Some examples of that would be something as complex as a stir-fry where we have certain protein and a variety of vegetables. They can select what they want and we put it in a sauté pan with a little sauce, plate it with a little garnish and sometimes add a side of their choosing. We have another line where the students collect their own ingredients and put it in a bowl, sort of like a Mongolian grill. They hand the bowl to the chef who puts it in the sauté pan with a sauce and whatever spices. For example, a noodle bowl, which is chicken broth and noodles, they add sautéed items of their choice to the noodle bowl. This is a hugely popular option.
It’s kind of a combination, more of a self-selection, but still personalized food. And that seems to be a great satisfier, being able to have a choice in what they get, having it prepared fresh in front of them and having it plated and served directly to them. When we get really busy, we can make a batch to serve 10 or 12 and put it in a crock. They still know it’s fresh because they see it being prepared. They can get the standard stir-fry of the day, but if they want, they can still get it with tofu or without snow peas; we can do that as well.
Then you take a classic, like turkey pot pie, which is something you would never think that you can self-serve, but one unit has done that very successfully to great student satisfaction. They have the hot turkey, the hot peas, the hot carrots, separated, and the students come up have the turkey and the carrots, but not the peas, add the mushrooms, put it all in a sauté pan with the gravy, put it in a hot shell and put the top on it. The kids go nuts. I never thought that would be as hugely popular as it is; but it works.
When we serve it, we can make it look nicer. We can control our portions and control our costs, and they can always come back for more. We let them do the baked potato bar, the nacho bar and the taco bar. Those are some of the things where it’s better that they serve themselves.

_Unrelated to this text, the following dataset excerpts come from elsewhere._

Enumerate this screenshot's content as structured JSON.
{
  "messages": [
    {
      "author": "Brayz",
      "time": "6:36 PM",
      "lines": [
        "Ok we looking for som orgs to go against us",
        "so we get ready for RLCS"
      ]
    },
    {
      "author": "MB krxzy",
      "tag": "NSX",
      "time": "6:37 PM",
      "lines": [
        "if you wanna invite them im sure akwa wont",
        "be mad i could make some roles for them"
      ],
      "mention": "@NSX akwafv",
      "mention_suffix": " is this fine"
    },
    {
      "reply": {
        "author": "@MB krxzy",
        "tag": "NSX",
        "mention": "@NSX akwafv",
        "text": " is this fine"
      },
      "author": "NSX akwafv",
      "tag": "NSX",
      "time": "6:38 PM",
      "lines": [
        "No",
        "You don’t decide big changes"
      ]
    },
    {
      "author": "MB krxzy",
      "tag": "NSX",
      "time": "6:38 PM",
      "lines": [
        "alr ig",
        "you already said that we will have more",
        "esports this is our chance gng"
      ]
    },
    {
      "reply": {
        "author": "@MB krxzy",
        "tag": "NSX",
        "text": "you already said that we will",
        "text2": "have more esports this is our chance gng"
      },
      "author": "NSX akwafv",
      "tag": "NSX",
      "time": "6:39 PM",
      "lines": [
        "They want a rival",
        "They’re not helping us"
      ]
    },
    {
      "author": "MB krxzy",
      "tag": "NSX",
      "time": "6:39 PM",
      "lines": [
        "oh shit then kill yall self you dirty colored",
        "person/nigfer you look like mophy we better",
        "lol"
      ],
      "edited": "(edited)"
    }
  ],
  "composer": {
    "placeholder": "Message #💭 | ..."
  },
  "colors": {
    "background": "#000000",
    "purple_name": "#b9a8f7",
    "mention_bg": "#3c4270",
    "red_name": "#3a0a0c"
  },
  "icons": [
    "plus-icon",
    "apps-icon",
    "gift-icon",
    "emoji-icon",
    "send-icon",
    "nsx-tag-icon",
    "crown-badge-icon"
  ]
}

Sometimes you have to make a judgment between plate presentation, culinary presence and serving it versus really satisfying them because there’s something that they really just want a certain way.

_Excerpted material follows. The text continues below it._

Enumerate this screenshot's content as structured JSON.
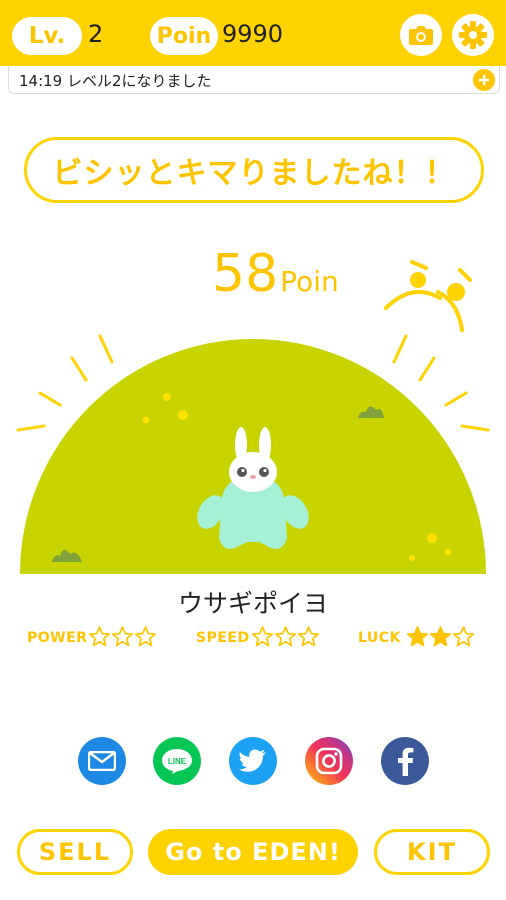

There’s a balance between the two. They will be far more tolerant waiting on each other than they will be waiting on us. If Suzie’s in front of Johnny making her nachos and cheese and she’s taking forever, he may roll his eyes a little bit, but he’ll be patient and wait ‘til he gets his turn. If we’re doing it and we’re slow, there could be problems. There’s a bonus with some self-serve options, but you’ve got to pick and choose carefully. You don’t want self-serve lasagna; they will tear it up.
What people really want is that personalized touch. We’ve come a long way from a lady in a hairnet schlocking it on the plate. Some things they want to touch. They want to grab that slice of pizza with the extra pepperoni; that works. But when we’re putting together Guinness lamb stew with spaetzle and some sort of fruit salsa on the side; we want to do that, with them watching. Then they look at it like they are looking at it in a restaurant. They eat with us for survival; they go to restaurants for experience. What we’re trying to do is give them that experience in this daily environment.